According to the program, Prof. Yulia Nevzorova (UCM, Madrid) and Prof. Özlen Konu (Bilkent University, Ankara) described the DUAL animal model in different organisms and gave some clues on proper animal experimentation with these in vivo models, as well as transposing clinical models to both murine and zebrafish DUAL models.
The second part of the working packages presentations started with Judith Farrés, Head of Collaborative Research at Anaxomics, giving some recommendations for the application of Anaxomics’ systems biology tools in biomarker discovery and machine learning in network-based modeling.
The following intervention by Paula Iruzubieta (from Javier Crespo’s group in IDIVA, Santander) presented the recent advances in the current cohorts of patients under study in the Marqués de Valdecillas Universitary Hospital. Some of these cohorts were the Cantabria Cohort, IMID Population, HEPAMET Cohort, APOLLO-NASH, EMOTION, DIS/NAFL Cohort and the SteatoSITE Cohort, all addressing different aspects of liver inflammatory diseases.
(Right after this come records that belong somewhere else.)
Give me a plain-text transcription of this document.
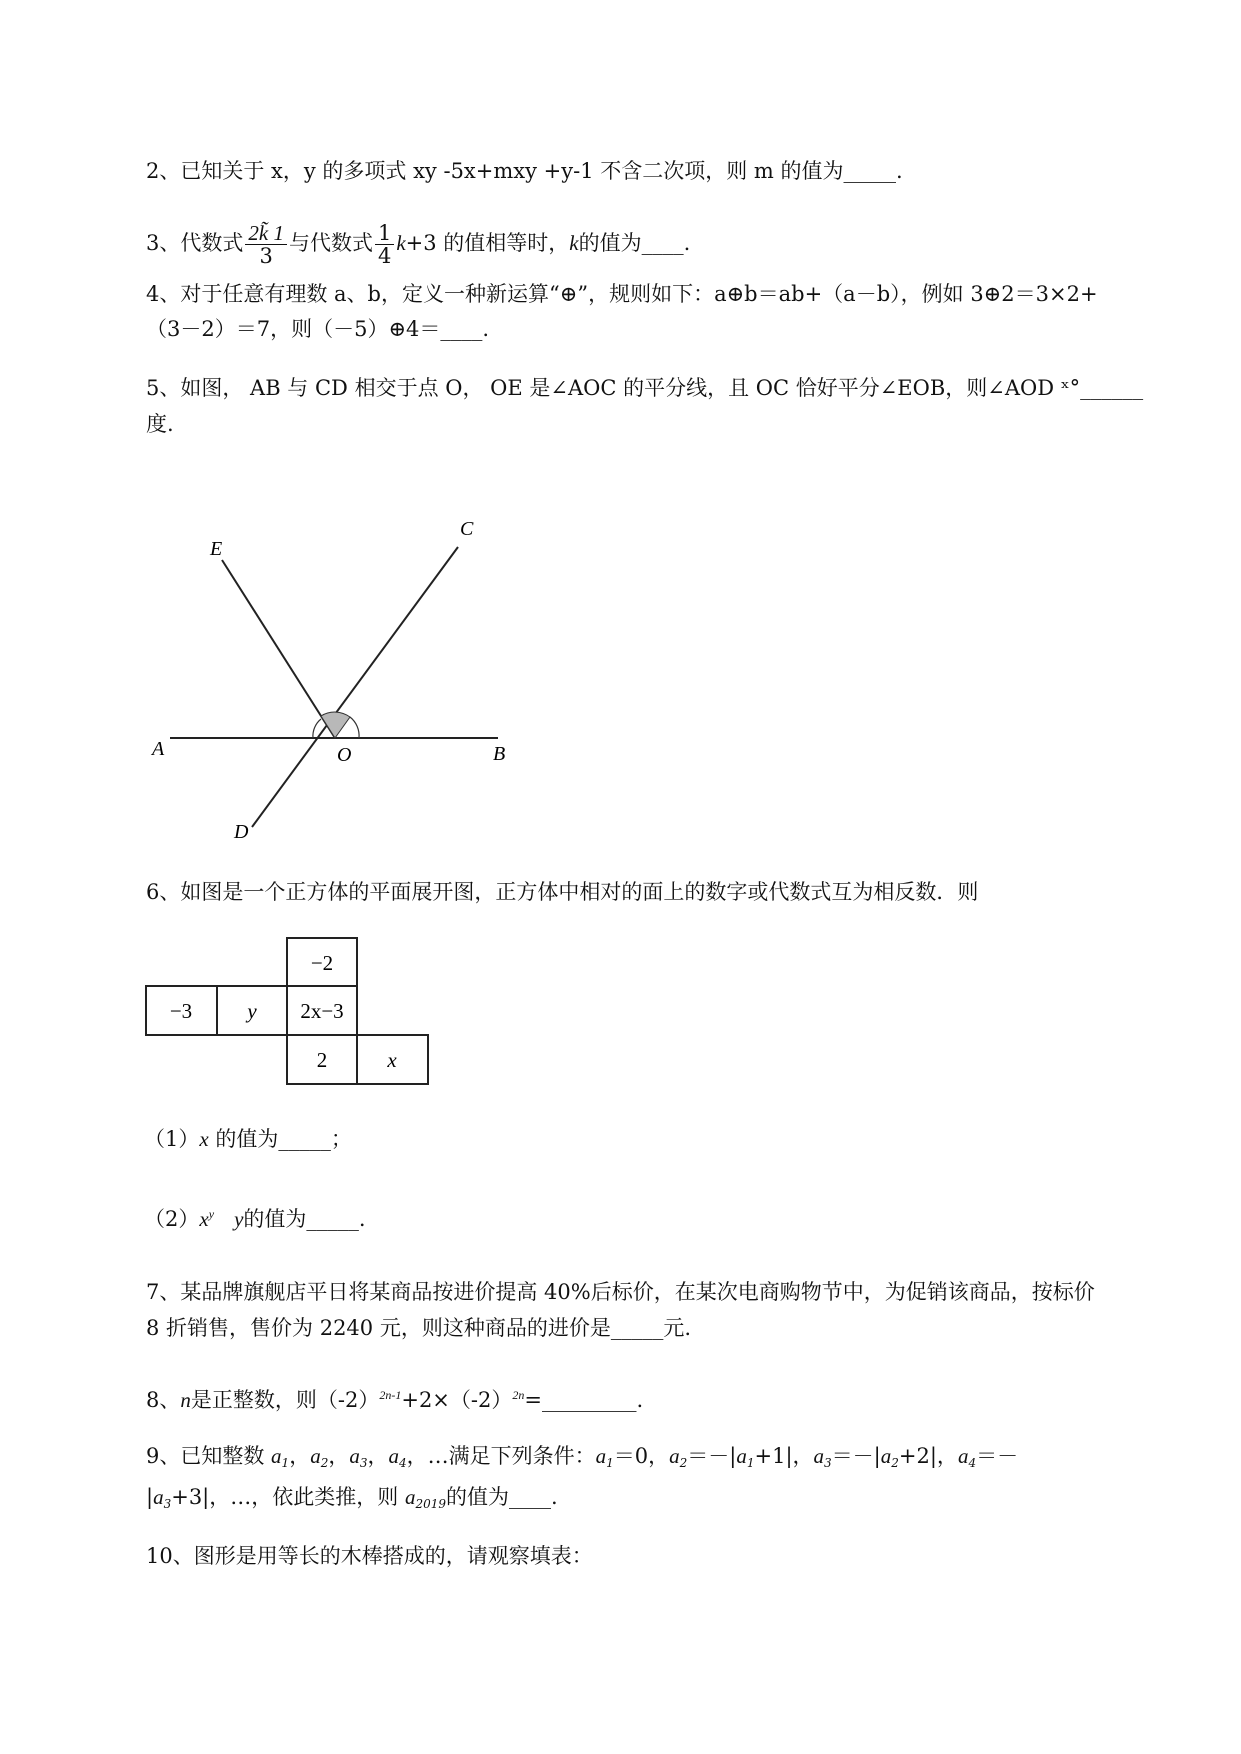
2、已知关于 x，y 的多项式 xy -5x+mxy +y-1 不含二次项，则 m 的值为_____.
3、代数式 $\frac{2k̃ 1}{3}$ 与代数式 $\frac{1}{4} k+3$ 的值相等时，k的值为____.
4、对于任意有理数 a、b，定义一种新运算“⊕”，规则如下：a⊕b＝ab+（a－b），例如 3⊕2＝3×2+
（3－2）＝7，则（－5）⊕4＝____.
5、如图， AB 与 CD 相交于点 O， OE 是∠AOC 的平分线，且 OC 恰好平分∠EOB，则∠AOD ˣ°______
度.
E
C
A	O	B
D
6、如图是一个正方体的平面展开图，正方体中相对的面上的数字或代数式互为相反数．则
−2
−3	y 2x−3
2	x
（1）x 的值为_____；
$(2)x^y$ y的值为_____.
7、某品牌旗舰店平日将某商品按进价提高 40%后标价，在某次电商购物节中，为促销该商品，按标价
8 折销售，售价为 2240 元，则这种商品的进价是_____元.
8、n是正整数，则$(-2)^{2n-1}+2\times(-2)^{2n}=\_\_\_\_\_\_\_\_\_$.
9、已知整数 $a_1$，$a_2$，$a_3$，$a_4$，…满足下列条件：$a_1=0$，$a_2=-|a_1+1|$，$a_3=-|a_2+2|$，$a_4=-$
$|a_3+3|$，…，依此类推，则 $a_{2019}$的值为____.
10、图形是用等长的木棒搭成的，请观察填表：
Ismael Álvarez (Servicio Andaluz de Salud, Málaga) commented the ethical regulation that had to be taken into account during the research conducted in the framework of the Halt-RONIN project. These standards must be firmly followed by the participating research groups throughout the whole length of the project, specially concerning animal experimentation regulations. His talk was complemented by Alberto Borobia (IdiPAZ, Madrid), external ethical advisor of the project, which concisely explained all the ethical certifications, european regulation and monitoring of the project requested by the funding institution. The collaborative work being carried out by both Ismael and Alberto will be crucial for the further endorsement of the project by the European Commission, in which a strict following of the Guidelines for elaboration of the Ethics Plan constitutes a cornerstone. It was also strongly recommended to the attendees to review the Legal framework of clinical research in Europe.
During the time allocated for questions, some members of the consortium presented their doubts about the certification of authorizations for animal experimentation vis-à-vis the European Commission, considering the heterogeneity of the certificates in the different countries participating in the project.
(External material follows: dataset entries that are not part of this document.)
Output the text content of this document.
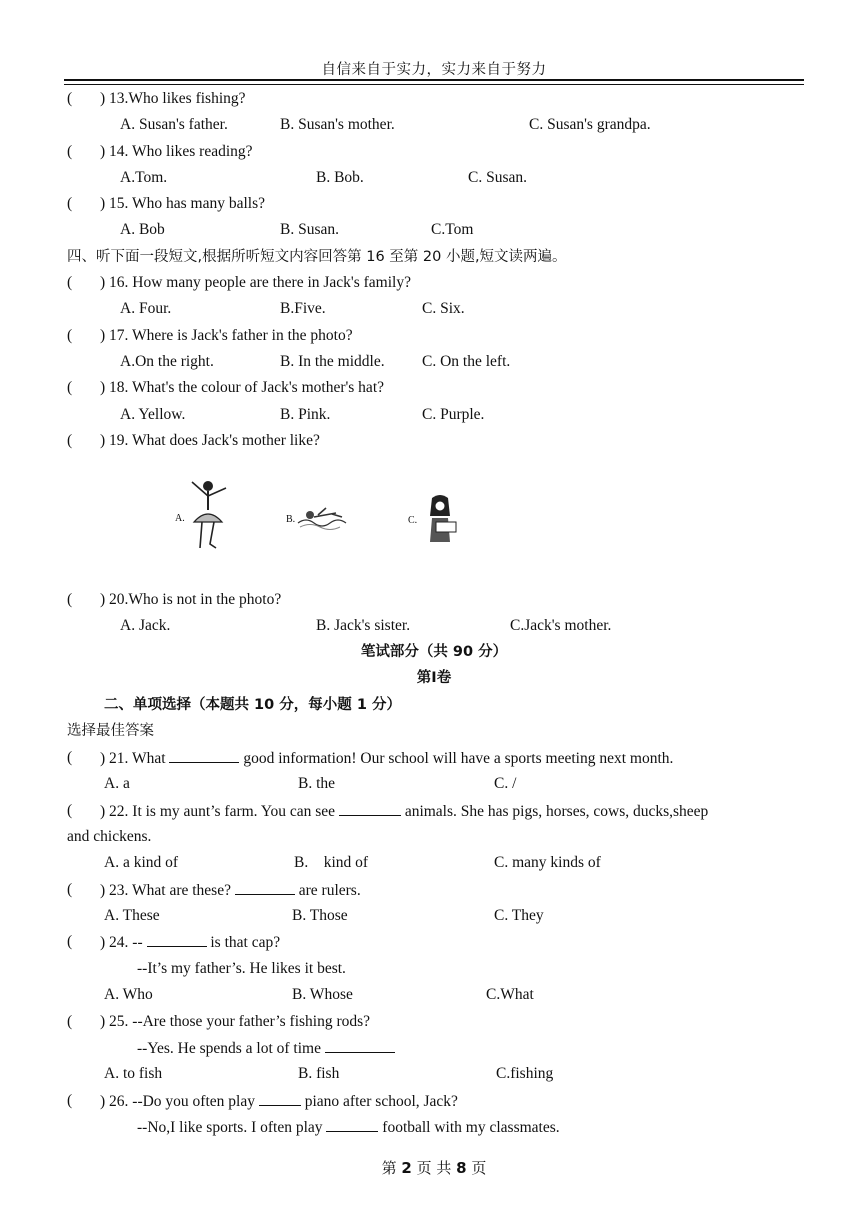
自信来自于实力，实力来自于努力
( ) 13.Who likes fishing?
A. Susan's father.	B. Susan's mother.	C. Susan's grandpa.
( ) 14. Who likes reading?
A.Tom.	B. Bob.	C. Susan.
( ) 15. Who has many balls?
A. Bob	B. Susan.	C.Tom
四、听下面一段短文,根据所听短文内容回答第 16 至第 20 小题,短文读两遍。
( ) 16. How many people are there in Jack's family?
A. Four.	B.Five.	C. Six.
( ) 17. Where is Jack's father in the photo?
A.On the right.	B. In the middle. C. On the left.
( ) 18. What's the colour of Jack's mother's hat?
A. Yellow.	B. Pink.	C. Purple.
( ) 19. What does Jack's mother like?
A.	B.	C.
( ) 20.Who is not in the photo?
A. Jack.	B. Jack's sister.	C.Jack's mother.
笔试部分（共 90 分）
第Ⅰ卷
二、单项选择（本题共 10 分，每小题 1 分）
选择最佳答案
( ) 21. What	good information! Our school will have a sports meeting next month.
A. a	B. the	C. /
( ) 22. It is my aunt’s farm. You can see	animals. She has pigs, horses, cows, ducks,sheep
and chickens.
A. a kind of	B.    kind of	C. many kinds of
( ) 23. What are these?	are rulers.
A. These	B. Those	C. They
( ) 24. --	is that cap?
--It’s my father’s. He likes it best.
A. Who	B. Whose	C.What
( ) 25. --Are those your father’s fishing rods?
--Yes. He spends a lot of time
A. to fish	B. fish	C.fishing
( ) 26. --Do you often play	piano after school, Jack?
--No,I like sports. I often play	football with my classmates.
第 2 页 共 8 页
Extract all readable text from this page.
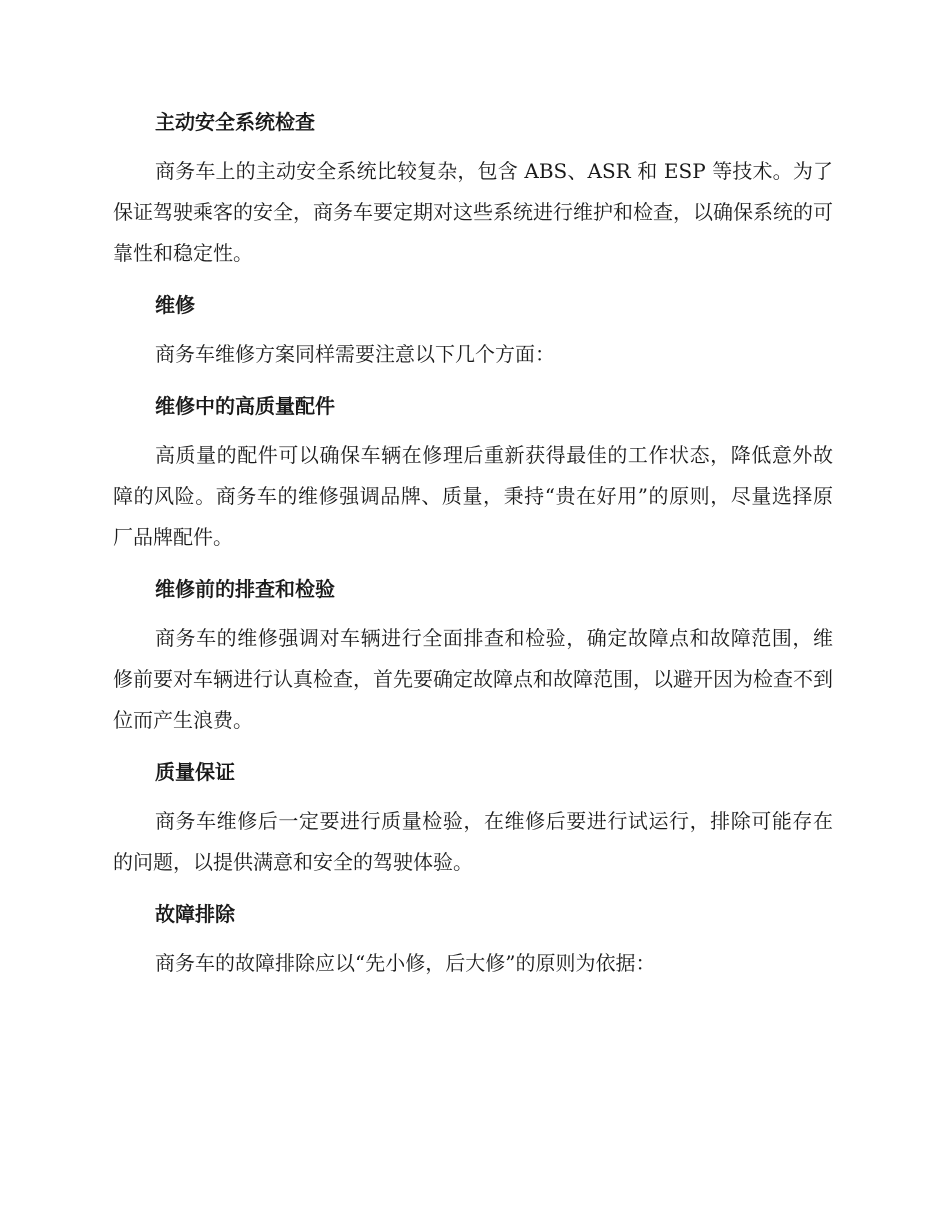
主动安全系统检查

商务车上的主动安全系统比较复杂，包含 ABS、ASR 和 ESP 等技术。为了保证驾驶乘客的安全，商务车要定期对这些系统进行维护和检查，以确保系统的可靠性和稳定性。

维修

商务车维修方案同样需要注意以下几个方面：

维修中的高质量配件

高质量的配件可以确保车辆在修理后重新获得最佳的工作状态，降低意外故障的风险。商务车的维修强调品牌、质量，秉持“贵在好用”的原则，尽量选择原厂品牌配件。

维修前的排查和检验

商务车的维修强调对车辆进行全面排查和检验，确定故障点和故障范围，维修前要对车辆进行认真检查，首先要确定故障点和故障范围，以避开因为检查不到位而产生浪费。

质量保证

商务车维修后一定要进行质量检验，在维修后要进行试运行，排除可能存在的问题，以提供满意和安全的驾驶体验。

故障排除

商务车的故障排除应以“先小修，后大修”的原则为依据：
Furthermore, considering the interest of some members of the consortium on learning cell culture techniques or even refining the already-acquired ones, Michel Kranendonk (NOVA Medical School, Lisbon) presented a 2-days workshop on HepaRG organized by Biopredic International in Rennes, France.
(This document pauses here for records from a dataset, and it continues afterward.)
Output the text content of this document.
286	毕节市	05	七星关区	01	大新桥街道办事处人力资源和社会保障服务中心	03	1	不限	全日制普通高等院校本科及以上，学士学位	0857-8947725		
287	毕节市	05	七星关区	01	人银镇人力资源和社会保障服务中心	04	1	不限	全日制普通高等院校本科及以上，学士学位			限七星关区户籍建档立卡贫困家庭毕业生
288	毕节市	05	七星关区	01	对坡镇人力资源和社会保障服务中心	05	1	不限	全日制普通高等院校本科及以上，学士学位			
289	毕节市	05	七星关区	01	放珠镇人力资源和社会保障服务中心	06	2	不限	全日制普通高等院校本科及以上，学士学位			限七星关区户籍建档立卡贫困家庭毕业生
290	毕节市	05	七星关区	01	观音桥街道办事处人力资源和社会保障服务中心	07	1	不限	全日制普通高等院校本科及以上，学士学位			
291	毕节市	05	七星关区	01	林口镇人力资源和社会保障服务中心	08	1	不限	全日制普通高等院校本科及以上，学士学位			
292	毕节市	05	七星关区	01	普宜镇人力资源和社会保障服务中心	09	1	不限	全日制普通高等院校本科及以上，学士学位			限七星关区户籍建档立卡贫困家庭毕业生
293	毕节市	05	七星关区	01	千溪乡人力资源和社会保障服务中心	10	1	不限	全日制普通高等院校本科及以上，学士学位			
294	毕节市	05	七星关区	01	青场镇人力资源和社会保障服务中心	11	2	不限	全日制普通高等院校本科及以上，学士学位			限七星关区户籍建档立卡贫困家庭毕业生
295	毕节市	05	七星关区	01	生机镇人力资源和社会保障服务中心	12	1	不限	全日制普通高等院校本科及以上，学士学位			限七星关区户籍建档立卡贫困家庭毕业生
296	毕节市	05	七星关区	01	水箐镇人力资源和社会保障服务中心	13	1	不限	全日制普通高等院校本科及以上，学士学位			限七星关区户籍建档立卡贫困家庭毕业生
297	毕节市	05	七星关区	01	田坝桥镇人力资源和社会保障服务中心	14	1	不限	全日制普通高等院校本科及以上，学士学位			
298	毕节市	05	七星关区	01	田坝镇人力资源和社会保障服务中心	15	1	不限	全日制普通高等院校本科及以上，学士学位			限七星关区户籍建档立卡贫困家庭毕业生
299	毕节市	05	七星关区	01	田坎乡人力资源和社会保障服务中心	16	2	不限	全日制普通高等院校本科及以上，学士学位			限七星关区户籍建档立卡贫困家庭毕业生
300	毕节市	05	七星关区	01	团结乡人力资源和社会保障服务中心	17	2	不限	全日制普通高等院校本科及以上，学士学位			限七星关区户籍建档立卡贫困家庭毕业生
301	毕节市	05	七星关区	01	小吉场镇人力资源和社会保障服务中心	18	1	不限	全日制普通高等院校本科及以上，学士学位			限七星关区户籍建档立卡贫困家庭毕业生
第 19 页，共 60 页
The majority of the members of the consortium insisted on the need to communicate and set up common objectives and collaborations to ensure success of the project and accomplishment of the set milestones, indicating a consensus and a will to establish an international collaborative environment.
Overall, this kick-off meeting has allowed setting up a good starting point for the success of the Halt-RONIN project, which will certainly give many interesting results and increase our knowledge on the understanding of liver chronic inflammation.